James C. Verney, chief operating officer of El Pollo Loco, the Irvine-based subsidiary of TW Holdings Inc., acknowledged that some franchisees have faced difficult times. But he said the lawsuit is without merit and “the people raising hell are the people, frankly, who have not paid the bills.”
The lawsuit blames El Pollo’s parent for allegedly ignoring the chain, which it acquired in 1987. The disgruntled franchisees charge that South Carolina-based TW Holdings has poured most of its time and money into its other food operations, such as the Denny’s coffee shop chain.
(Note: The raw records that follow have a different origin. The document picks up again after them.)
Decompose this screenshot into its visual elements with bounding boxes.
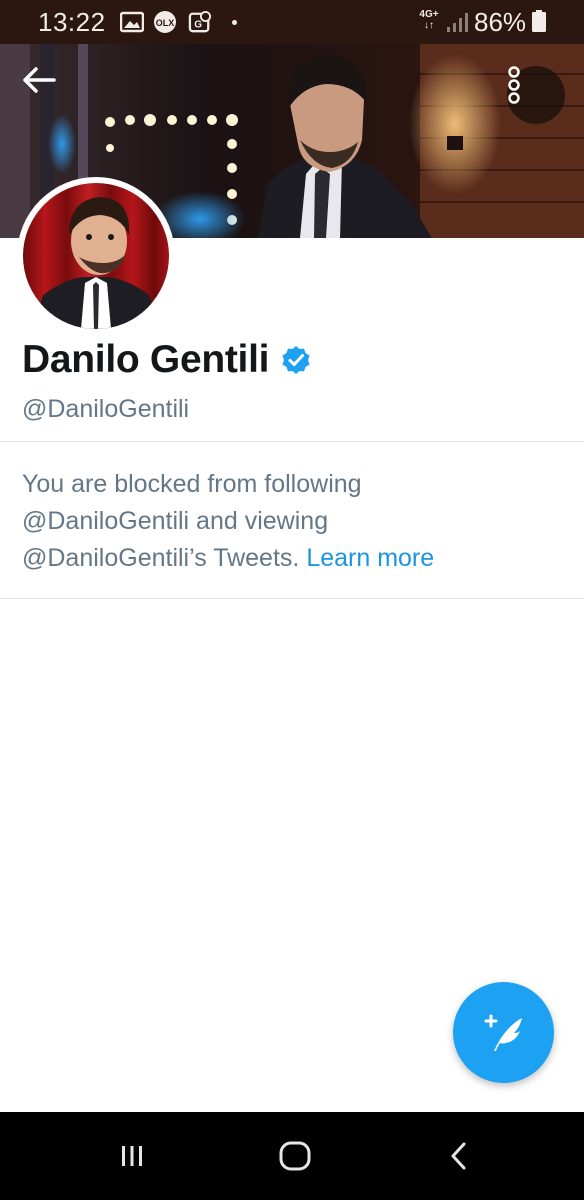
nav-back-button[interactable] [437,1134,481,1178]
back-icon [451,1142,466,1170]
svg-text:OLX: OLX [156,18,175,28]
compose-tweet-icon [484,1014,522,1051]
recent-apps-icon [122,1146,142,1166]
home-button[interactable] [273,1134,317,1178]
blocked-notice: You are blocked from following @DaniloGe… [22,466,562,577]
location-app-icon: G [188,11,211,33]
back-arrow-icon [23,67,56,93]
system-nav-bar [0,1112,584,1200]
blocked-notice-line: @DaniloGentili and viewing [22,507,329,535]
blocked-notice-line: You are blocked from following [22,470,362,498]
learn-more-link[interactable]: Learn more [306,544,434,572]
display-name: Danilo Gentili [22,338,270,381]
divider [0,598,584,599]
notification-dot-icon [232,20,237,25]
more-options-button[interactable] [507,66,565,124]
compose-tweet-button[interactable] [453,982,554,1083]
battery-icon [532,10,546,32]
network-type: 4G+ ↓↑ [419,9,439,31]
signal-icon [447,13,468,32]
back-button[interactable] [22,66,80,124]
olx-icon: OLX [154,11,176,33]
svg-text:G: G [194,20,202,31]
recent-apps-button[interactable] [110,1134,154,1178]
profile-avatar[interactable] [17,177,175,335]
verified-badge-icon [282,346,310,374]
status-time: 13:22 [38,7,106,37]
divider [0,441,584,442]
profile-handle: @DaniloGentili [22,395,190,423]
home-icon [279,1141,311,1171]
more-vertical-icon [508,66,520,104]
blocked-notice-line: @DaniloGentili’s Tweets. [22,544,300,572]
status-bar: 13:22 OLX G 4G+ ↓↑ 86% [0,0,584,44]
avatar-image [23,183,169,329]
gallery-icon [120,11,144,33]
display-name-row: Danilo Gentili [22,336,311,384]
battery-percent: 86% [474,7,527,37]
“As a result of the acquisition . . . El Pollo has been left a mere shell, unable to fulfill its obligations to its franchisees,” the lawsuit states.
The company has broken its agreement with the franchisees by not living up to promises to adequately advertise, develop market information badly needed by the franchisees, roll out new products and help franchisees pool their purchasing so they can take advantage of volume discounts, according to the suit.
The franchising operation has come to a virtual halt and the company is falling far short of its goal of 500 restaurants by 1992, the suit states.
The El Pollo chain--which evolved from a Mazatlan, Mexico, restaurant whose name in English means the Crazy Chicken--has grown fast in Southern California. Today, there are 117 company-owned and 101 franchised stores.